12-30-2010, 07:46 AM
This answers my question. Jazakallah Khair.

12-31-2010, 05:15 PM
Assalaamu ‘alaikum Sr. Halema,

In addition to the last reply, these points will also help in sha Allaah:

A) In Madinah Book 3, key to lesson 14, our Shaykh Dr. Abdur Rahim – حَفِظَهُ اللهُ discusses a sentence in the Qur’aan (2: 186) that starts with the Harf إِنَّ and he termed the sentence - quote : “ a nominal sentence”.

So a sentence that starts with a Harf like inna, is a jumlah ismiyyah.
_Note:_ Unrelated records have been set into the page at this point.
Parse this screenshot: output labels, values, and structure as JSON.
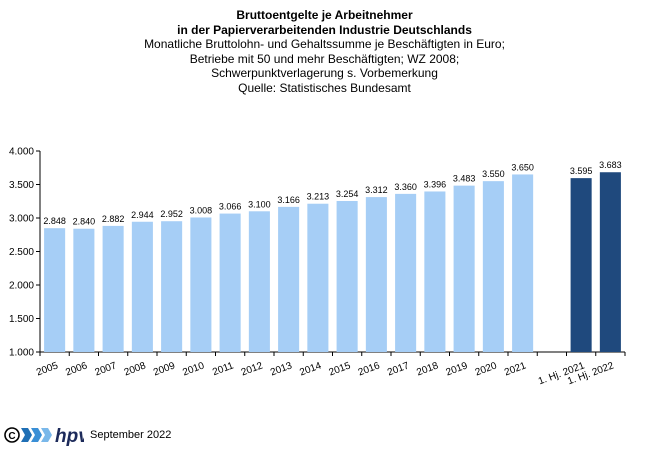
{
  "header": {
    "title_line1": "Bruttoentgelte  je Arbeitnehmer",
    "title_line2": "in der Papierverarbeitenden Industrie Deutschlands",
    "subtitle_line1": "Monatliche Bruttolohn-  und  Gehaltssumme je Beschäftigten  in Euro;",
    "subtitle_line2": "Betriebe  mit 50 und mehr Beschäftigten;  WZ 2008;",
    "subtitle_line3": "Schwerpunktverlagerung   s. Vorbemerkung",
    "subtitle_line4": "Quelle:  Statistisches Bundesamt"
  },
  "footer": {
    "logo_text": "hpv",
    "date": "September 2022"
  },
  "chart_data": {
    "type": "bar",
    "categories": [
      "2005",
      "2006",
      "2007",
      "2008",
      "2009",
      "2010",
      "2011",
      "2012",
      "2013",
      "2014",
      "2015",
      "2016",
      "2017",
      "2018",
      "2019",
      "2020",
      "2021",
      "",
      "1. Hj. 2021",
      "1. Hj. 2022"
    ],
    "values": [
      2848,
      2840,
      2882,
      2944,
      2952,
      3008,
      3066,
      3100,
      3166,
      3213,
      3254,
      3312,
      3360,
      3396,
      3483,
      3550,
      3650,
      null,
      3595,
      3683
    ],
    "value_labels": [
      "2.848",
      "2.840",
      "2.882",
      "2.944",
      "2.952",
      "3.008",
      "3.066",
      "3.100",
      "3.166",
      "3.213",
      "3.254",
      "3.312",
      "3.360",
      "3.396",
      "3.483",
      "3.550",
      "3.650",
      "",
      "3.595",
      "3.683"
    ],
    "bar_colors": [
      "#a6cef6",
      "#a6cef6",
      "#a6cef6",
      "#a6cef6",
      "#a6cef6",
      "#a6cef6",
      "#a6cef6",
      "#a6cef6",
      "#a6cef6",
      "#a6cef6",
      "#a6cef6",
      "#a6cef6",
      "#a6cef6",
      "#a6cef6",
      "#a6cef6",
      "#a6cef6",
      "#a6cef6",
      "#ffffff",
      "#1f497d",
      "#1f497d"
    ],
    "ylim": [
      1000,
      4000
    ],
    "yticks": [
      1000,
      1500,
      2000,
      2500,
      3000,
      3500,
      4000
    ],
    "ytick_labels": [
      "1.000",
      "1.500",
      "2.000",
      "2.500",
      "3.000",
      "3.500",
      "4.000"
    ],
    "grid": false
  }
}
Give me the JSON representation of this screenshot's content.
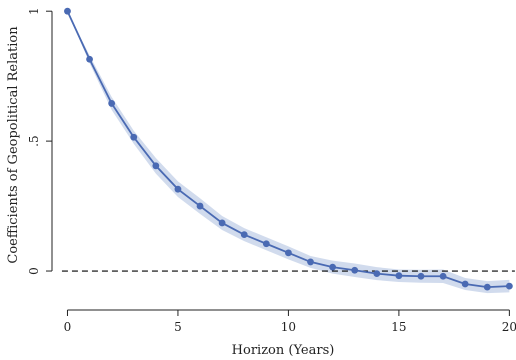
{
  "chart_data": {
    "type": "line",
    "title": "",
    "xlabel": "Horizon (Years)",
    "ylabel": "Coefficients of Geopolitical Relation",
    "xlim": [
      -0.7,
      20.3
    ],
    "ylim": [
      -0.15,
      1.02
    ],
    "x_ticks": [
      0,
      5,
      10,
      15,
      20
    ],
    "x_tick_labels": [
      "0",
      "5",
      "10",
      "15",
      "20"
    ],
    "y_ticks": [
      0,
      0.5,
      1
    ],
    "y_tick_labels": [
      "0",
      ".5",
      "1"
    ],
    "grid": false,
    "legend": "none",
    "reference_line": {
      "y": 0,
      "style": "dashed"
    },
    "series": [
      {
        "x": [
          0,
          1,
          2,
          3,
          4,
          5,
          6,
          7,
          8,
          9,
          10,
          11,
          12,
          13,
          14,
          15,
          16,
          17,
          18,
          19,
          20
        ],
        "values": [
          1.0,
          0.815,
          0.645,
          0.515,
          0.405,
          0.315,
          0.25,
          0.185,
          0.14,
          0.105,
          0.07,
          0.035,
          0.015,
          0.003,
          -0.01,
          -0.018,
          -0.02,
          -0.02,
          -0.05,
          -0.062,
          -0.058
        ],
        "ci_lower": [
          1.0,
          0.8,
          0.62,
          0.49,
          0.375,
          0.285,
          0.22,
          0.158,
          0.115,
          0.08,
          0.045,
          0.012,
          -0.01,
          -0.023,
          -0.035,
          -0.042,
          -0.045,
          -0.046,
          -0.073,
          -0.085,
          -0.082
        ],
        "ci_upper": [
          1.0,
          0.83,
          0.67,
          0.54,
          0.435,
          0.345,
          0.28,
          0.212,
          0.165,
          0.13,
          0.095,
          0.058,
          0.04,
          0.029,
          0.015,
          0.006,
          0.005,
          0.006,
          -0.027,
          -0.039,
          -0.034
        ]
      }
    ],
    "colors": {
      "line": "#4a6ab3",
      "band": "#c9d5ea",
      "axis": "#222222",
      "reference": "#000000"
    }
  }
}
B) This also applies to other Huruuf (plural of: Harf) like the Sisters of Inna . A sentence that starts with any of these is termed: a jumlah ismiyyah.
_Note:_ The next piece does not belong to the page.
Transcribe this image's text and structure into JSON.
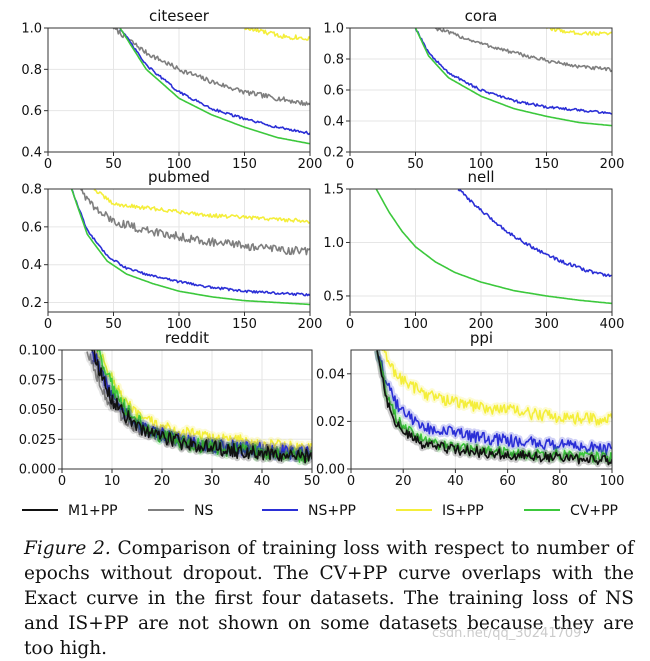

C) The Scholars of Arabic have divided Arabic sentences into only two types:

1) ismiyyah and
2) fi’liyyah.

If a sentence starting with a Harf was seen as a third type of sentence, they would have said type three is: jumlah Harfiyyah – but there is no such classification.
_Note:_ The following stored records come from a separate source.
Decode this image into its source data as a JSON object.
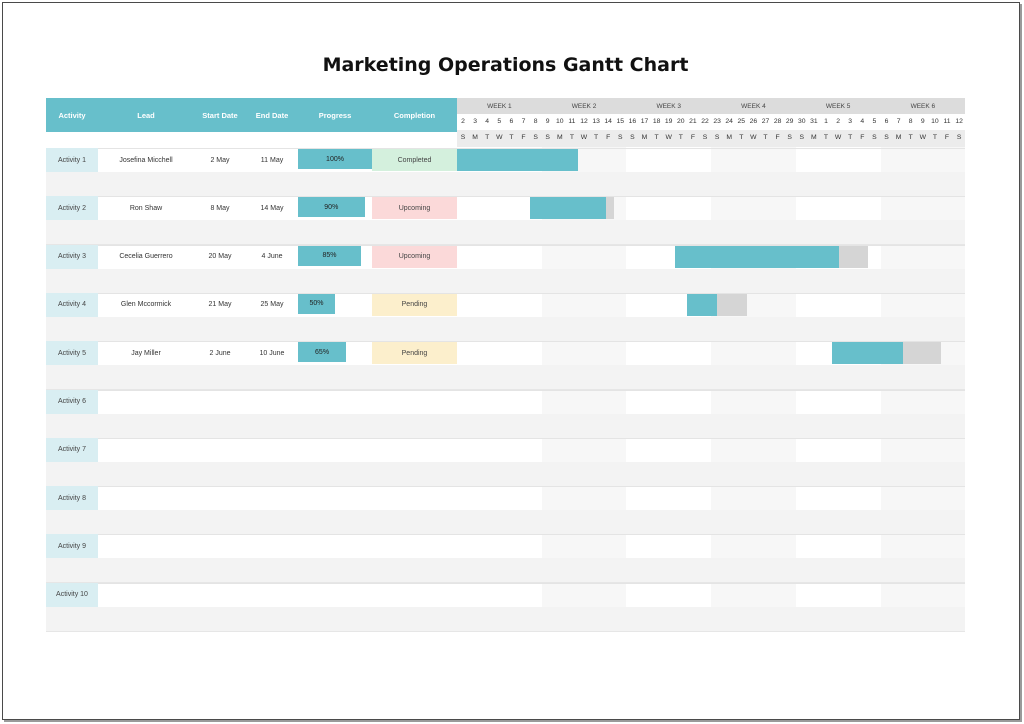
{
  "title": "Marketing Operations Gantt Chart",
  "colors": {
    "header": "#67bfcb",
    "done": "#67bfcb",
    "remaining": "#d5d5d5",
    "completed": "#d4f0dd",
    "upcoming": "#fbd9d9",
    "pending": "#fcefcc",
    "activity": "#d9eef2"
  },
  "headers": {
    "activity": "Activity",
    "lead": "Lead",
    "start": "Start Date",
    "end": "End Date",
    "progress": "Progress",
    "completion": "Completion"
  },
  "weeks": [
    "WEEK 1",
    "WEEK 2",
    "WEEK 3",
    "WEEK 4",
    "WEEK 5",
    "WEEK 6"
  ],
  "day_numbers": [
    "2",
    "3",
    "4",
    "5",
    "6",
    "7",
    "8",
    "9",
    "10",
    "11",
    "12",
    "13",
    "14",
    "15",
    "16",
    "17",
    "18",
    "19",
    "20",
    "21",
    "22",
    "23",
    "24",
    "25",
    "26",
    "27",
    "28",
    "29",
    "30",
    "31",
    "1",
    "2",
    "3",
    "4",
    "5",
    "6",
    "7",
    "8",
    "9",
    "10",
    "11",
    "12"
  ],
  "day_letters": [
    "S",
    "M",
    "T",
    "W",
    "T",
    "F",
    "S",
    "S",
    "M",
    "T",
    "W",
    "T",
    "F",
    "S",
    "S",
    "M",
    "T",
    "W",
    "T",
    "F",
    "S",
    "S",
    "M",
    "T",
    "W",
    "T",
    "F",
    "S",
    "S",
    "M",
    "T",
    "W",
    "T",
    "F",
    "S",
    "S",
    "M",
    "T",
    "W",
    "T",
    "F",
    "S"
  ],
  "chart_data": {
    "type": "gantt",
    "title": "Marketing Operations Gantt Chart",
    "timeline": {
      "start": "2 May",
      "end": "12 June",
      "unit": "day"
    },
    "rows": [
      {
        "activity": "Activity 1",
        "lead": "Josefina Micchell",
        "start": "2 May",
        "end": "11 May",
        "progress": 1.0,
        "progress_label": "100%",
        "completion": "Completed",
        "status": "completed",
        "start_index": 0,
        "duration_days": 10
      },
      {
        "activity": "Activity 2",
        "lead": "Ron Shaw",
        "start": "8 May",
        "end": "14 May",
        "progress": 0.9,
        "progress_label": "90%",
        "completion": "Upcoming",
        "status": "upcoming",
        "start_index": 6,
        "duration_days": 7
      },
      {
        "activity": "Activity 3",
        "lead": "Cecelia Guerrero",
        "start": "20 May",
        "end": "4 June",
        "progress": 0.85,
        "progress_label": "85%",
        "completion": "Upcoming",
        "status": "upcoming",
        "start_index": 18,
        "duration_days": 16
      },
      {
        "activity": "Activity 4",
        "lead": "Glen Mccormick",
        "start": "21 May",
        "end": "25 May",
        "progress": 0.5,
        "progress_label": "50%",
        "completion": "Pending",
        "status": "pending",
        "start_index": 19,
        "duration_days": 5
      },
      {
        "activity": "Activity 5",
        "lead": "Jay Miller",
        "start": "2 June",
        "end": "10 June",
        "progress": 0.65,
        "progress_label": "65%",
        "completion": "Pending",
        "status": "pending",
        "start_index": 31,
        "duration_days": 9
      },
      {
        "activity": "Activity 6"
      },
      {
        "activity": "Activity 7"
      },
      {
        "activity": "Activity 8"
      },
      {
        "activity": "Activity 9"
      },
      {
        "activity": "Activity 10"
      }
    ]
  }
}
In conclusion, a Harf has no iraabic status (no syntactical /grammatical status) and a sentence is analysed as nominal or verbal in accordance with the verb or noun coming after the Harf.

This applies to any Harf – whether it is:

a) a Harf ‘aTf (a conjunction that connects two sentences like al-waaw, thumma), or

b) a Harf which starts a sentence like inna and her sisters, or

c) Harfu l-istifhaam - used to ask a question e.g.: "?a", "hal", (this is different to ismu l-istifhaam which is not ignored in the analysis as it is an ism), or

d) a Harf like the negative maa: ما النَّافِيَةُ

e.g. مَا ذَهَبْتُ إلى السوقِ = جُمْلَةٌ فِعْلِيَّةٌ

'I did not go to the market'


A Point For Students To Note:

Our respected Shaykh Abdur Rahim pointed out to me that students who want to analyse a sentence from the Madinah Books, should not translate it into English. They should write it in Arabic - just as it appears in the Book. Then we can analyse it. But if it is written in English, we will not comment on analysis via English constructions.